Checkpoints appear at designated spots throughout a game. If you die, you will have to return to the last checkpoint, which can often have undesirable consequences, such as putting you in a position that you were at ten minutes ago. This results in a “just a few more steps” mentality for the player. You have fought a tough battle, and are barely hanging on, but that elusive “Checkpoint reached” signal has yet to appear.

The checkpoint system tends to make the player more self-conscious of their actions. Are you sure that this is the right way to approach this section? If you made a mistake, you had better revert back to the previous checkpoint. You never know when that new checkpoint will appear, and save your mistake forever.

Save points

The few. The proud. The Save Points. Most common in RPGs, such as the Final Fantasy series, save points are perhaps the most welcomed sight in these games. Save points often come with perks, such as restoring your party members’ health, serving as a reward for your success in finding them. Sometimes they are excruciatingly few and far between, therefore a similar mentality as the checkpoint system arises in the player.
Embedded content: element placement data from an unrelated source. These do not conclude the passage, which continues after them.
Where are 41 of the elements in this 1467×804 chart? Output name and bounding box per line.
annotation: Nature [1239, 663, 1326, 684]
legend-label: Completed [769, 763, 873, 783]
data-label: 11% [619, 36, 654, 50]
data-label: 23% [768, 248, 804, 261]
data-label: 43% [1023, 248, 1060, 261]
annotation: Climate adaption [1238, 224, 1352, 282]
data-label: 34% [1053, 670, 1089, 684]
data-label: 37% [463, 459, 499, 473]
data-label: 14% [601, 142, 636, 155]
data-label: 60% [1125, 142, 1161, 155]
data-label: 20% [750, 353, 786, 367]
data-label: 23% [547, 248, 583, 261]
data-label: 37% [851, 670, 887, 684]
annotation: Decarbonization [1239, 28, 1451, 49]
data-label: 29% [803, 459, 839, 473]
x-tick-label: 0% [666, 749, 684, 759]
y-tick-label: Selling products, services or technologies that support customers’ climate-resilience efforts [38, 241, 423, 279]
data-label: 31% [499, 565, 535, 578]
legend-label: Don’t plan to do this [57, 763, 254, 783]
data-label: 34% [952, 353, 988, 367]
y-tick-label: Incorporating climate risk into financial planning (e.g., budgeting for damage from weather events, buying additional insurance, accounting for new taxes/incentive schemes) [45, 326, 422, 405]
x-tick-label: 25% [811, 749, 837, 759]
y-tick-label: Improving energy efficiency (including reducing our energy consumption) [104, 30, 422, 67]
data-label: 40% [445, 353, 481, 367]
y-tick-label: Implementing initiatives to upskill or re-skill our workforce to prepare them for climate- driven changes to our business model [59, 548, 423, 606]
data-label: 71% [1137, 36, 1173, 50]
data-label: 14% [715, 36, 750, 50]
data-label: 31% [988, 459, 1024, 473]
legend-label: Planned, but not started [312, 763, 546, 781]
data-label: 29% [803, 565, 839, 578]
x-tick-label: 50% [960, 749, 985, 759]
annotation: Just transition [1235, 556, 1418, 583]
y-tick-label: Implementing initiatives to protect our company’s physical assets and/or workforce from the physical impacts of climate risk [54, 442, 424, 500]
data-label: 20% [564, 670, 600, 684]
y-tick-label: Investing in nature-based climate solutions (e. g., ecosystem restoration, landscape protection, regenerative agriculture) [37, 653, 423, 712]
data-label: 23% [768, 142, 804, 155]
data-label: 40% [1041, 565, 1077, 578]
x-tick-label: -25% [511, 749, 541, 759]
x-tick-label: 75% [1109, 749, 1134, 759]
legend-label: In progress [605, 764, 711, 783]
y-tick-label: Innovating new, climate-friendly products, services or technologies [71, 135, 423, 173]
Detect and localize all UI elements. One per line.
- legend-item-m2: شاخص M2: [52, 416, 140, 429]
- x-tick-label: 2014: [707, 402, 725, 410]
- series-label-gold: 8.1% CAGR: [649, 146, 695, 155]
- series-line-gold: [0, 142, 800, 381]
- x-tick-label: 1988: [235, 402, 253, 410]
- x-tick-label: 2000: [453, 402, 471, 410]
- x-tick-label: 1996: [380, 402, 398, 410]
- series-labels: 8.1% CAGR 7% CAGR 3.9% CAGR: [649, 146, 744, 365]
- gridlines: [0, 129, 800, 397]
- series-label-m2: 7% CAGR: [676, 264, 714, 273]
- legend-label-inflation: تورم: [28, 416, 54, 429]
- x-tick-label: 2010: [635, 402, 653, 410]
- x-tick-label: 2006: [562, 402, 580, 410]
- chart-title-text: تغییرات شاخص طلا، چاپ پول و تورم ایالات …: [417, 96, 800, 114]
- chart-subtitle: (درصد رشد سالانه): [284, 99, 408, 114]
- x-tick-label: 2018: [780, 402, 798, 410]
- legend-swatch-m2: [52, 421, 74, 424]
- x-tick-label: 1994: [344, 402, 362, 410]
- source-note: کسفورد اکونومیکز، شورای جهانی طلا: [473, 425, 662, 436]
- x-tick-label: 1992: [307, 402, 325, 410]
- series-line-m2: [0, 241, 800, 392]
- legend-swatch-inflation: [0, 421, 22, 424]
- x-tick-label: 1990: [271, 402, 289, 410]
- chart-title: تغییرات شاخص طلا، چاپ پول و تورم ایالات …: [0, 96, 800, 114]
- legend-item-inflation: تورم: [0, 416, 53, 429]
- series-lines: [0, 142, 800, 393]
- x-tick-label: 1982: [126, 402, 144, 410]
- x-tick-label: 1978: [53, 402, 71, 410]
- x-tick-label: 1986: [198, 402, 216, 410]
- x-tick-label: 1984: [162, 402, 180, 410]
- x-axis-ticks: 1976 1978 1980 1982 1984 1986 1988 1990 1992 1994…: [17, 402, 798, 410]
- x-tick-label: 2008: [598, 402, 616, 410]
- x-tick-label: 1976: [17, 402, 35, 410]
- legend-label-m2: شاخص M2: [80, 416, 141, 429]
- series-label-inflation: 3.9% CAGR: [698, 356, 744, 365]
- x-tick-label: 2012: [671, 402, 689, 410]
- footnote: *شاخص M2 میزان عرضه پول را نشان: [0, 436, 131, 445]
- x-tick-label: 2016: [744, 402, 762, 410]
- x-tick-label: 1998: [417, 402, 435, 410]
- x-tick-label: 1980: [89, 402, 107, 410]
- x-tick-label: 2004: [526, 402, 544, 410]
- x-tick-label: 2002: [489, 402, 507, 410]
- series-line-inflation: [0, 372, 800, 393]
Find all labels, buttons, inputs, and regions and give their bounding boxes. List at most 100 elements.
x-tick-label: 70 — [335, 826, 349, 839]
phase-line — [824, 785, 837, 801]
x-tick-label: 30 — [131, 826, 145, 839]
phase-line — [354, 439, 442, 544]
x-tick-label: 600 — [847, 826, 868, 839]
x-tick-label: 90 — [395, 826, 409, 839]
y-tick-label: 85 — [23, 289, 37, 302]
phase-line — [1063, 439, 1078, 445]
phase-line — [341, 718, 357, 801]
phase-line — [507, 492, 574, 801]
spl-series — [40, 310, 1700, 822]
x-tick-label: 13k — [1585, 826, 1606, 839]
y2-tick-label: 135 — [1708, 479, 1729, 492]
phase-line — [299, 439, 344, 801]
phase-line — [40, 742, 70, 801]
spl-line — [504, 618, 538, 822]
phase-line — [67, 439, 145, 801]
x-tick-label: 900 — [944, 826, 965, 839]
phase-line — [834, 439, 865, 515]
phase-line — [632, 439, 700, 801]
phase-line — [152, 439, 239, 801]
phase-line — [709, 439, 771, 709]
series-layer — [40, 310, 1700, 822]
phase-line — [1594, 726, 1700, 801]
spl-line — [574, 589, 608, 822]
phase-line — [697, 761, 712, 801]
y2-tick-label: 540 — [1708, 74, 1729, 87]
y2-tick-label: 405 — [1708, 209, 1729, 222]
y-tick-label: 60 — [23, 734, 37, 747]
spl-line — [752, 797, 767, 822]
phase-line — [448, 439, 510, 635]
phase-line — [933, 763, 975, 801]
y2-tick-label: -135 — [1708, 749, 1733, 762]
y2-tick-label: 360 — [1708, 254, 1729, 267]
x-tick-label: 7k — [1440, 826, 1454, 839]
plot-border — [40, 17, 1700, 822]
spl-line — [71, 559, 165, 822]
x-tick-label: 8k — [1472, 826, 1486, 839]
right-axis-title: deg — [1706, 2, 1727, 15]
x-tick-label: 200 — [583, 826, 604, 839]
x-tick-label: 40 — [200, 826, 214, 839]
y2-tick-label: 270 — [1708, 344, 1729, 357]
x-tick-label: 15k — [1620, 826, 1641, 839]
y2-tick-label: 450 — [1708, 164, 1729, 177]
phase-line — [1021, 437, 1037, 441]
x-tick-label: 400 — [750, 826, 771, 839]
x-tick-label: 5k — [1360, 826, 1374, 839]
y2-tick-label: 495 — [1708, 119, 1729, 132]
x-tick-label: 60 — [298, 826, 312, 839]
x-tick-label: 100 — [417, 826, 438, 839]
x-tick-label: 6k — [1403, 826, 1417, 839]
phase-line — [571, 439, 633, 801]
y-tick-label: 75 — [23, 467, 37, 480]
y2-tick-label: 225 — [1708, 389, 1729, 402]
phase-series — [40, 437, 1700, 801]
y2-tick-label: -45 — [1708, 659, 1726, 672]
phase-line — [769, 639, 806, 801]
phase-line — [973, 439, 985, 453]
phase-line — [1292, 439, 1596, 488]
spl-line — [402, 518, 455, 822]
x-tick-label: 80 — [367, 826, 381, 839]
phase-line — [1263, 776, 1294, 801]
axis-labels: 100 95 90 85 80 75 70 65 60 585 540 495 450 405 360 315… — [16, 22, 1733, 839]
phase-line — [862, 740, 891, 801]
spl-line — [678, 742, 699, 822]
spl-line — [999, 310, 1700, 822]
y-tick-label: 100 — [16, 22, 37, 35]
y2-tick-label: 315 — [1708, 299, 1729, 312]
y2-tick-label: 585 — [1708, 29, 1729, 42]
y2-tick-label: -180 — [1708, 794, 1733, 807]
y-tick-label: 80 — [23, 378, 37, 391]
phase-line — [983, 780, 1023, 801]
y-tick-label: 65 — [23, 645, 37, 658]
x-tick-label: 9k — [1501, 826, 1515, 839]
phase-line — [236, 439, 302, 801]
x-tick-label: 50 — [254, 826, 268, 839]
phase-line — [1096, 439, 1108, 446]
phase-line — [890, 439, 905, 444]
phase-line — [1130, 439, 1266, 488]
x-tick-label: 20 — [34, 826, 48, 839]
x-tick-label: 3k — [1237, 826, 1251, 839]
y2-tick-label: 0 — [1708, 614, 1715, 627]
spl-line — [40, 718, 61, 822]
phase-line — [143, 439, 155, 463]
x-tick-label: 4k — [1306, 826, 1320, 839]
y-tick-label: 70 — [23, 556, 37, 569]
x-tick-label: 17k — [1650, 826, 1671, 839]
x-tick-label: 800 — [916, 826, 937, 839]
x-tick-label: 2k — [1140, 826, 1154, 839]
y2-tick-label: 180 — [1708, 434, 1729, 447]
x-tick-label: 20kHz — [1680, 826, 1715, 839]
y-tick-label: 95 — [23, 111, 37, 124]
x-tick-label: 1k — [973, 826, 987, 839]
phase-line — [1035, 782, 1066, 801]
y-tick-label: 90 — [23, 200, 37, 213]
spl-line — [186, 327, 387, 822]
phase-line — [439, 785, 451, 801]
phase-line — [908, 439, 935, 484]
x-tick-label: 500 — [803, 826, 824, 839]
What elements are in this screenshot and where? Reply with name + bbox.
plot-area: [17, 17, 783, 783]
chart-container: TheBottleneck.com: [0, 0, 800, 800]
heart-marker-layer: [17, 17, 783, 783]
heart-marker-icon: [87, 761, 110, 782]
The location of save points can mean frustration for the player. Example: In Final Fantasy X, one certain save point is located right before a boss fight, yet before you can fight this boss, you are subjected to viewing an approximately five-minute cutscene. To make matters worse, this boss battle is extremely difficult, meaning every time you die, you will have to view the cutscene over and over.

There are many variations of save features, but the three I listed above are some of the most common types. How do you adjust your playing style according to these different save features?